Tiernan, Cate - Birthright 01 - Darkest Fear by Tiernan Cate

Tiernan, Cate - Birthright 01 - Darkest Fear by Tiernan Cate

Author:Tiernan, Cate [Tiernan, Cate]
Language: eng
Format: epub
Publisher: Simon Pulse
Published: 0101-01-01T00:00:00+00:00


CHAPTER FOURTEEN

AFTER THE CATACLYSMIC, SCREECHING HALT of my life in May, I had entered a stasis where I had spent weeks wandering numbly around my parents’ house. Then I’d found the picture of Donella, and my life had jolted forward again.

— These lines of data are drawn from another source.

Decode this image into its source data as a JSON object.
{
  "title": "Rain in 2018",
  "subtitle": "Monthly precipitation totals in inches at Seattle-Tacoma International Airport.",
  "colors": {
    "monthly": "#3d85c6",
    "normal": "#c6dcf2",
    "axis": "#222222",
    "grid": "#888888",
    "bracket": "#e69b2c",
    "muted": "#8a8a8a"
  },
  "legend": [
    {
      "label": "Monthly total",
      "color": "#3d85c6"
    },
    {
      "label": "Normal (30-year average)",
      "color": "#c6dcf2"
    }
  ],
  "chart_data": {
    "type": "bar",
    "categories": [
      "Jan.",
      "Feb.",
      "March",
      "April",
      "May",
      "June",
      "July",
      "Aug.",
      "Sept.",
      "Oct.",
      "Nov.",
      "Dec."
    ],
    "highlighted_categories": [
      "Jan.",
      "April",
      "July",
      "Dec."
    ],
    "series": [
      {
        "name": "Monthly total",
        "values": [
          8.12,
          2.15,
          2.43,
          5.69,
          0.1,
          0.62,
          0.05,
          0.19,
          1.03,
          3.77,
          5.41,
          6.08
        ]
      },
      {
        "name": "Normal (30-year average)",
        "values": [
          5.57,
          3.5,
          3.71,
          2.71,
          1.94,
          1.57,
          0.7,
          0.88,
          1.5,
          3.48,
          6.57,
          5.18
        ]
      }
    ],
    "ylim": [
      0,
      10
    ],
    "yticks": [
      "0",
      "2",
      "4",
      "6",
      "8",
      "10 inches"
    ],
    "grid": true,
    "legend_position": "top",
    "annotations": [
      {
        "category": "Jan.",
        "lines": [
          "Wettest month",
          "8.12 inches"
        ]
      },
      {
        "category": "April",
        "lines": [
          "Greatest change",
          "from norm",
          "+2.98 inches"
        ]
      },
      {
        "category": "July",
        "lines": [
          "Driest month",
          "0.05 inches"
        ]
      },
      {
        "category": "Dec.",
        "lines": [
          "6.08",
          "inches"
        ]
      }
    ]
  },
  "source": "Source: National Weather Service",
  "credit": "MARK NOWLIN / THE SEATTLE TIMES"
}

Now, as a sweltering New Orleans September went on, I felt my life stabilize, in a way. Matéo and Aly offered several more times to teach me how to change at will, and though I knew I needed to learn, I chickened out each time. Instead, to ensure that I wouldn’t accidentally change, I tried to avoid any upsetting situation, which wasn’t that hard. My days acquired a pattern, and it was becoming almost as familiar as the get up, go to school, go home, eat dinner, do homework pattern of my former life. Now it was sleep in, eat breakfast, hang out, go to work, come home, hang out some more, go to bed around two. Repeat. I was getting to know all my roommates more, including my cousin. More important, I felt . . . accepted. Even though I never changed with them. No one ever teased me about that, and I wondered if Matéo or Aly had told them to lay off me. Although there was so much I apparently didn’t know, because of my heritage and the little I had absorbed from my parents, I was still one of them.

And it felt really good. After refusing to belong to my own family, not really fitting in at school, not having a boyfriend—now I was one of a group. When they made inside jokes, I got them. When Coco and Aly spoke in Spanish, I understood most of it. Matéo and I found that our families had used a lot of the same idioms—one day he’d planned to make dinner and had food out, pots ready, and then decided he didn’t want to bother. Without thinking, I’d said, “Ajoelhou, tem que rezar,” like my dad had always said to me. Basically it meant, “You’re kneeling, so you’re going to pray.” Kind of like “Finish what you started.” Matéo had laughed because his mom had said the same thing to him. He was my family.

About a week after the river picnic, Mrs. Peachtree called me. Back in August we had talked about things, because it looked like I wouldn’t be back for a while. We had agreed that she would take any houseplant still alive from the house, and that once a week she would take any mail, drop it into a big manila envelope, and mail it to me. I kept the water and electricity turned on, but canceled the Internet and cable TV service. It would be easy enough to get it back once I returned home.

In return for all this, plus Mr. Peachtree cutting the lawn and making the house look lived in, I sent them a check every week. At first she hadn’t wanted to accept it, but I’d pointed out that she and her husband were essentially acting as management agents.